Currently, we have good ways to judge how realistic a generated video *looks*, but there aren't good tests to see if the sound in the video actually matches what's happening on screen or what the video is supposed to be about. Existing tests don't really check if the audio and video are properly synchronized or make sense together.
What's the solution?
The researchers created a benchmark called VABench. This benchmark tests AI models in three ways: creating a video and sound from text, creating a video and sound from an image, and creating sound to go with an existing video. VABench looks at 15 different things, like how well the sound matches the video, if lip movements match the speech, and if the AI can answer questions about both the audio and video content.
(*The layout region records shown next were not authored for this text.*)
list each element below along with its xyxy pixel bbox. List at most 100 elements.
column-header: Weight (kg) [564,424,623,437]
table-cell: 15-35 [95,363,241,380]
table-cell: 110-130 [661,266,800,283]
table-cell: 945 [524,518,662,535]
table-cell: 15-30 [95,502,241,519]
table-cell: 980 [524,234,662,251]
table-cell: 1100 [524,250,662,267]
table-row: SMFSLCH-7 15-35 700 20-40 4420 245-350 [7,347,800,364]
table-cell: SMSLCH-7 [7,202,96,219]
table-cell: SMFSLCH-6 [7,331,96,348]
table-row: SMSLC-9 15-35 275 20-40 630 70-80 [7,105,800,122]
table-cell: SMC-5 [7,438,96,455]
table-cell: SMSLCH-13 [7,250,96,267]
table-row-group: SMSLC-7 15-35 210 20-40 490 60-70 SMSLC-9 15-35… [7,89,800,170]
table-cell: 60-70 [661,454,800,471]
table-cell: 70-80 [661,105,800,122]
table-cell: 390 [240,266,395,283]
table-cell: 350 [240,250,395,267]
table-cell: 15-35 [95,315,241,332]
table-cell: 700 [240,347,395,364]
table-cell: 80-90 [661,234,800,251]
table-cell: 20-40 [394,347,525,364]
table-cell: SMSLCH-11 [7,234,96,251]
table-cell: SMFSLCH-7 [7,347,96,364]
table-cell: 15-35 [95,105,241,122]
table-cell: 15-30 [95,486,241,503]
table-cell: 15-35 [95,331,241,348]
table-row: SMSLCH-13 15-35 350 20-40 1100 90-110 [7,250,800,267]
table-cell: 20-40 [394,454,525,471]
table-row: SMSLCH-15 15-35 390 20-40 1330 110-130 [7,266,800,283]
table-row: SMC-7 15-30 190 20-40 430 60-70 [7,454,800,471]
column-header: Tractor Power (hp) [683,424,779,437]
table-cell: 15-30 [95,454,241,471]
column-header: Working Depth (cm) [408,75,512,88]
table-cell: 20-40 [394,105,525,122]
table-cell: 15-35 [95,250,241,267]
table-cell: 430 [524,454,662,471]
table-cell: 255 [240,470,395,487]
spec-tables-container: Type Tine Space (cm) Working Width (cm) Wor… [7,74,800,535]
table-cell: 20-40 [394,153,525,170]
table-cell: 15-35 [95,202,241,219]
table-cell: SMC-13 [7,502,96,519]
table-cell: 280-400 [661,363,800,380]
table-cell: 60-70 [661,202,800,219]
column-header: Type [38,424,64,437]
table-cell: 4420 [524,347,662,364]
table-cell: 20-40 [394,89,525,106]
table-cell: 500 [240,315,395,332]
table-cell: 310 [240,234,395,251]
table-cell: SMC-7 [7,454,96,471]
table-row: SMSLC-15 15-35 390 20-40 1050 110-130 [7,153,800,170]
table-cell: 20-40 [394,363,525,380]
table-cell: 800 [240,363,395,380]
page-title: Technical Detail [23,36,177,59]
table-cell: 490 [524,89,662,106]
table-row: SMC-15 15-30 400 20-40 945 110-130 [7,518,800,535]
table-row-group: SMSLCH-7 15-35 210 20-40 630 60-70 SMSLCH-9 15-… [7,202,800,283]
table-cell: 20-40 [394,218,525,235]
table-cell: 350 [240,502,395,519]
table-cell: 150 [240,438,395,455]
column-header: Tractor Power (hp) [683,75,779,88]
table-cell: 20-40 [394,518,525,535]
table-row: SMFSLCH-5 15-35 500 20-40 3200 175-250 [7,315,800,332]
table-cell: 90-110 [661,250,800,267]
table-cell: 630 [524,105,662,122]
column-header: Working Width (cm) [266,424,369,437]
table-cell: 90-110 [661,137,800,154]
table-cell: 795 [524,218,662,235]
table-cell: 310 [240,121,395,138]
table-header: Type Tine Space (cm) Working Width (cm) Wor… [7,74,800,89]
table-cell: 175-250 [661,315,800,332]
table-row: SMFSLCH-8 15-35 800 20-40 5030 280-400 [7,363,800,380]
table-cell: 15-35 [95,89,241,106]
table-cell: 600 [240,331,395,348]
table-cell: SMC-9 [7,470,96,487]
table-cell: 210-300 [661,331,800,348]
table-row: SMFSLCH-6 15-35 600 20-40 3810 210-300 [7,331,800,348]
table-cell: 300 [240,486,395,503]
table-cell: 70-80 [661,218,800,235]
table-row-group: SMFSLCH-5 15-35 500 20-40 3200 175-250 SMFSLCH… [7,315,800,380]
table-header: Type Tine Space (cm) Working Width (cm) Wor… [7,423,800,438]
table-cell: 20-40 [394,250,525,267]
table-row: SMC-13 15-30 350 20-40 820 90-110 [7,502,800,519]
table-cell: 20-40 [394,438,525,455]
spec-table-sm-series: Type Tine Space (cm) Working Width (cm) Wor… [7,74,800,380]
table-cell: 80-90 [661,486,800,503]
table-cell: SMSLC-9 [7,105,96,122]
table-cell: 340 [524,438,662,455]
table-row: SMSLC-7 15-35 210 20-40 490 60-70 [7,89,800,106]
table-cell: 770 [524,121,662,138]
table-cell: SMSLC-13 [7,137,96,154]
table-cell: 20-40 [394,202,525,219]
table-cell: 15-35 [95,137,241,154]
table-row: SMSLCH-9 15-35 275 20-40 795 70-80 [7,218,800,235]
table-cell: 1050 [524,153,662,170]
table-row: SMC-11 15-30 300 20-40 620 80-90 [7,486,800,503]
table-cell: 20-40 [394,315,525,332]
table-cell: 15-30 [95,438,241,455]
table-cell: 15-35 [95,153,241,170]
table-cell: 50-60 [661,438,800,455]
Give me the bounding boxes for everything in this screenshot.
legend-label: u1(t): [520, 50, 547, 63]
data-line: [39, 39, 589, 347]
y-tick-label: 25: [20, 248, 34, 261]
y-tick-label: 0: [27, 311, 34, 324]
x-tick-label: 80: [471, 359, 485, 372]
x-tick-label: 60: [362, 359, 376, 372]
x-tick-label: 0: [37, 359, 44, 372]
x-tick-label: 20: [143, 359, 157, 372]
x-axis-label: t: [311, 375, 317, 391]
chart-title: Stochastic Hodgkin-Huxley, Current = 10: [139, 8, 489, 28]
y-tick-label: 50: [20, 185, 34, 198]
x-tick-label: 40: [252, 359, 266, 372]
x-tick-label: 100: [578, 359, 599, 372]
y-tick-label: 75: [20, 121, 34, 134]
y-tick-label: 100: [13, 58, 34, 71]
They tested these things across seven different types of video content, like animals, music, and complex scenes.
Why it matters?
This new benchmark is important because it provides a standard way to measure how well AI models can create realistic and synchronized audio-video content. This will help researchers improve these models and push the field forward, leading to more believable and useful AI-generated videos with sound.
Abstract
Recent advances in video generation have been remarkable, enabling models to produce visually compelling videos with synchronized audio. While existing video generation benchmarks provide comprehensive metrics for visual quality, they lack convincing evaluations for audio-video generation, especially for models aiming to generate synchronized audio-video outputs. To address this gap, we introduce VABench, a comprehensive and multi-dimensional benchmark framework designed to systematically evaluate the capabilities of synchronous audio-video generation. VABench encompasses three primary task types: text-to-audio-video (T2AV), image-to-audio-video (I2AV), and stereo audio-video generation. It further establishes two major evaluation modules covering 15 dimensions. These dimensions specifically assess pairwise similarities (text-video, text-audio, video-audio), audio-video synchronization, lip-speech consistency, and carefully curated audio and video question-answering (QA) pairs, among others. Furthermore, VABench covers seven major content categories: animals, human sounds, music, environmental sounds, synchronous physical sounds, complex scenes, and virtual worlds. We provide a systematic analysis and visualization of the evaluation results, aiming to establish a new standard for assessing video generation models with synchronous audio capabilities and to promote the comprehensive advancement of the field.